During his speech, Jesse Jackson told Evers-Williams: “We thank God for the redemptive blood of your husband.”
A white supremacist, Byron De La Beckwith, was tried twice for Evers’ slaying in 1964, but all-white juries deadlocked without convicting or acquitting him. After a reopened investigation, Beckwith was convicted of murder in 1994 and sentenced to life in prison. He was 80 when he died in custody in 2001.
Restaurants, schools and other public facilities are integrated, and black people in the Deep South no longer have to use separate water fountains or sit in balconies during movies, as they did 50 years ago.
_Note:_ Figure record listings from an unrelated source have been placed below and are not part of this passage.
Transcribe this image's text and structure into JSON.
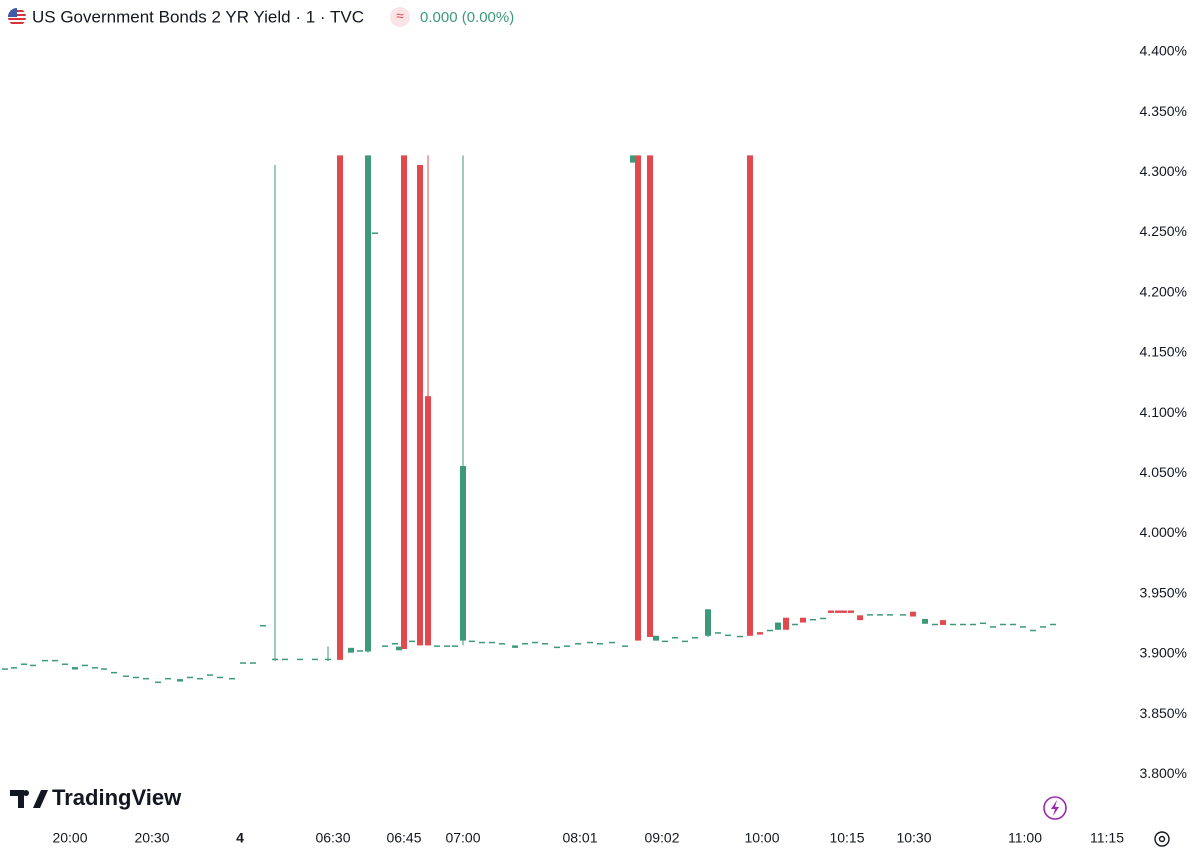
{
  "header": {
    "title": "US Government Bonds 2 YR Yield · 1 · TVC",
    "badge": "≈",
    "change": "0.000 (0.00%)"
  },
  "chart_data": {
    "type": "candlestick",
    "up_color": "#3d9a78",
    "down_color": "#e04a4e",
    "xlim": [
      0,
      111
    ],
    "xticks": [
      {
        "value": 7.0,
        "label": "20:00"
      },
      {
        "value": 15.2,
        "label": "20:30"
      },
      {
        "value": 24.0,
        "label": "4"
      },
      {
        "value": 33.3,
        "label": "06:30"
      },
      {
        "value": 40.4,
        "label": "06:45"
      },
      {
        "value": 46.3,
        "label": "07:00"
      },
      {
        "value": 58.0,
        "label": "08:01"
      },
      {
        "value": 66.2,
        "label": "09:02"
      },
      {
        "value": 76.2,
        "label": "10:00"
      },
      {
        "value": 84.7,
        "label": "10:15"
      },
      {
        "value": 91.4,
        "label": "10:30"
      },
      {
        "value": 102.5,
        "label": "11:00"
      },
      {
        "value": 110.7,
        "label": "11:15"
      }
    ],
    "ylim": [
      3.762,
      4.414
    ],
    "yticks": [
      {
        "value": 3.8,
        "label": "3.800%"
      },
      {
        "value": 3.85,
        "label": "3.850%"
      },
      {
        "value": 3.9,
        "label": "3.900%"
      },
      {
        "value": 3.95,
        "label": "3.950%"
      },
      {
        "value": 4.0,
        "label": "4.000%"
      },
      {
        "value": 4.05,
        "label": "4.050%"
      },
      {
        "value": 4.1,
        "label": "4.100%"
      },
      {
        "value": 4.15,
        "label": "4.150%"
      },
      {
        "value": 4.2,
        "label": "4.200%"
      },
      {
        "value": 4.25,
        "label": "4.250%"
      },
      {
        "value": 4.3,
        "label": "4.300%"
      },
      {
        "value": 4.35,
        "label": "4.350%"
      },
      {
        "value": 4.4,
        "label": "4.400%"
      }
    ],
    "grid": false,
    "x": [
      0.5,
      1.4,
      2.4,
      3.3,
      4.5,
      5.5,
      6.5,
      7.5,
      8.5,
      9.5,
      10.4,
      11.4,
      12.6,
      13.6,
      14.6,
      15.8,
      16.8,
      18.0,
      19.0,
      20.0,
      21.0,
      22.0,
      23.2,
      24.3,
      25.3,
      26.3,
      27.5,
      28.5,
      30.0,
      31.5,
      32.8,
      34.0,
      35.1,
      36.0,
      36.8,
      37.5,
      38.5,
      39.5,
      39.9,
      40.4,
      41.2,
      42.0,
      42.8,
      43.7,
      44.7,
      45.5,
      46.3,
      47.2,
      48.2,
      49.2,
      50.2,
      51.5,
      52.5,
      53.5,
      54.5,
      55.7,
      56.7,
      57.8,
      59.0,
      60.0,
      61.2,
      62.5,
      63.3,
      63.8,
      65.0,
      65.6,
      66.5,
      67.5,
      68.5,
      69.5,
      70.8,
      71.8,
      72.8,
      74.0,
      75.0,
      76.0,
      77.0,
      77.8,
      78.6,
      79.5,
      80.3,
      81.3,
      82.3,
      83.1,
      83.8,
      84.4,
      85.1,
      86.0,
      87.0,
      88.0,
      89.0,
      90.3,
      91.3,
      92.5,
      93.5,
      94.3,
      95.3,
      96.3,
      97.3,
      98.3,
      99.3,
      100.3,
      101.3,
      102.3,
      103.3,
      104.3,
      105.3
    ],
    "open": [
      3.888,
      3.889,
      3.892,
      3.891,
      3.895,
      3.895,
      3.892,
      3.887,
      3.891,
      3.889,
      3.888,
      3.885,
      3.882,
      3.881,
      3.88,
      3.877,
      3.88,
      3.877,
      3.881,
      3.88,
      3.883,
      3.881,
      3.88,
      3.893,
      3.893,
      3.924,
      3.895,
      3.896,
      3.896,
      3.896,
      3.895,
      4.314,
      3.901,
      3.903,
      3.902,
      4.25,
      3.907,
      3.909,
      3.903,
      4.314,
      3.911,
      4.306,
      4.114,
      3.907,
      3.907,
      3.907,
      3.911,
      3.911,
      3.91,
      3.91,
      3.909,
      3.905,
      3.909,
      3.91,
      3.909,
      3.906,
      3.907,
      3.909,
      3.91,
      3.909,
      3.91,
      3.907,
      4.308,
      4.314,
      4.314,
      3.911,
      3.911,
      3.914,
      3.911,
      3.914,
      3.915,
      3.918,
      3.916,
      3.915,
      4.314,
      3.918,
      3.92,
      3.92,
      3.93,
      3.925,
      3.93,
      3.929,
      3.93,
      3.936,
      3.936,
      3.936,
      3.936,
      3.932,
      3.933,
      3.933,
      3.933,
      3.933,
      3.935,
      3.925,
      3.925,
      3.928,
      3.925,
      3.925,
      3.925,
      3.926,
      3.923,
      3.925,
      3.925,
      3.923,
      3.92,
      3.923,
      3.925
    ],
    "high": [
      3.888,
      3.889,
      3.892,
      3.891,
      3.895,
      3.895,
      3.892,
      3.889,
      3.891,
      3.889,
      3.888,
      3.885,
      3.882,
      3.881,
      3.88,
      3.877,
      3.88,
      3.879,
      3.881,
      3.88,
      3.883,
      3.881,
      3.88,
      3.893,
      3.893,
      3.924,
      4.306,
      3.896,
      3.896,
      3.896,
      3.906,
      4.314,
      3.905,
      3.903,
      4.314,
      4.25,
      3.907,
      3.909,
      3.906,
      4.314,
      3.911,
      4.306,
      4.314,
      3.907,
      3.907,
      3.907,
      4.314,
      3.911,
      3.91,
      3.91,
      3.909,
      3.907,
      3.909,
      3.91,
      3.909,
      3.906,
      3.907,
      3.909,
      3.91,
      3.909,
      3.91,
      3.907,
      4.314,
      4.314,
      4.314,
      3.915,
      3.911,
      3.914,
      3.911,
      3.914,
      3.937,
      3.918,
      3.916,
      3.915,
      4.314,
      3.918,
      3.92,
      3.926,
      3.93,
      3.925,
      3.93,
      3.929,
      3.93,
      3.936,
      3.936,
      3.936,
      3.936,
      3.932,
      3.933,
      3.933,
      3.933,
      3.933,
      3.935,
      3.929,
      3.925,
      3.928,
      3.925,
      3.925,
      3.925,
      3.926,
      3.923,
      3.925,
      3.925,
      3.923,
      3.92,
      3.923,
      3.925
    ],
    "low": [
      3.888,
      3.889,
      3.892,
      3.891,
      3.895,
      3.895,
      3.892,
      3.887,
      3.891,
      3.889,
      3.888,
      3.885,
      3.882,
      3.881,
      3.88,
      3.877,
      3.88,
      3.877,
      3.881,
      3.88,
      3.883,
      3.881,
      3.88,
      3.893,
      3.893,
      3.924,
      3.894,
      3.896,
      3.896,
      3.896,
      3.894,
      3.895,
      3.901,
      3.903,
      3.901,
      4.25,
      3.907,
      3.909,
      3.903,
      3.904,
      3.911,
      3.907,
      3.907,
      3.907,
      3.907,
      3.907,
      3.907,
      3.911,
      3.91,
      3.91,
      3.909,
      3.905,
      3.909,
      3.91,
      3.909,
      3.906,
      3.907,
      3.909,
      3.91,
      3.909,
      3.91,
      3.907,
      4.308,
      3.911,
      3.914,
      3.911,
      3.911,
      3.914,
      3.911,
      3.914,
      3.914,
      3.918,
      3.916,
      3.915,
      3.915,
      3.916,
      3.92,
      3.92,
      3.92,
      3.925,
      3.926,
      3.929,
      3.93,
      3.934,
      3.934,
      3.934,
      3.934,
      3.928,
      3.933,
      3.933,
      3.933,
      3.933,
      3.931,
      3.925,
      3.925,
      3.924,
      3.925,
      3.925,
      3.925,
      3.926,
      3.923,
      3.925,
      3.925,
      3.923,
      3.92,
      3.923,
      3.925
    ],
    "close": [
      3.888,
      3.889,
      3.892,
      3.891,
      3.895,
      3.895,
      3.892,
      3.889,
      3.891,
      3.889,
      3.888,
      3.885,
      3.882,
      3.881,
      3.88,
      3.877,
      3.88,
      3.879,
      3.881,
      3.88,
      3.883,
      3.881,
      3.88,
      3.893,
      3.893,
      3.924,
      3.896,
      3.896,
      3.896,
      3.896,
      3.896,
      3.895,
      3.905,
      3.903,
      4.314,
      4.25,
      3.907,
      3.909,
      3.906,
      3.904,
      3.911,
      3.907,
      3.907,
      3.907,
      3.907,
      3.907,
      4.056,
      3.911,
      3.91,
      3.91,
      3.909,
      3.907,
      3.909,
      3.91,
      3.909,
      3.906,
      3.907,
      3.909,
      3.91,
      3.909,
      3.91,
      3.907,
      4.314,
      3.911,
      3.914,
      3.915,
      3.911,
      3.914,
      3.911,
      3.914,
      3.937,
      3.918,
      3.916,
      3.915,
      3.915,
      3.916,
      3.92,
      3.926,
      3.92,
      3.925,
      3.926,
      3.929,
      3.93,
      3.934,
      3.934,
      3.934,
      3.934,
      3.928,
      3.933,
      3.933,
      3.933,
      3.933,
      3.931,
      3.929,
      3.925,
      3.924,
      3.925,
      3.925,
      3.925,
      3.926,
      3.923,
      3.925,
      3.925,
      3.923,
      3.92,
      3.923,
      3.925
    ]
  },
  "footer": {
    "logo": "TradingView"
  }
}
But, Jackson said Mississippi spends less money on its public schools than most other states, has one of the highest incarceration rates in the nation and is “attempting to undermine Section 5 of the Voting Rights Act,” an apparent reference to a proposed state law that would require every voter to show photo identification at the polls.
Mississippi voters approved a voter ID state constitutional amendment in November 2011, and legislators passed a bill in 2012 to put the photo ID plan into practice, but both proposals are still pending at the U.S. Justice Department. Like most other states with a history of racial discrimination, Mississippi is required to get federal approval for changes in voting laws or procedures.
Economic Policy Institute, a liberal-leaning think tank, reported in May that for the fourth quarter of 2012, the unemployment rate for black Mississippians was 14.3 percent, while the rate for white Mississippians was 5.4 percent.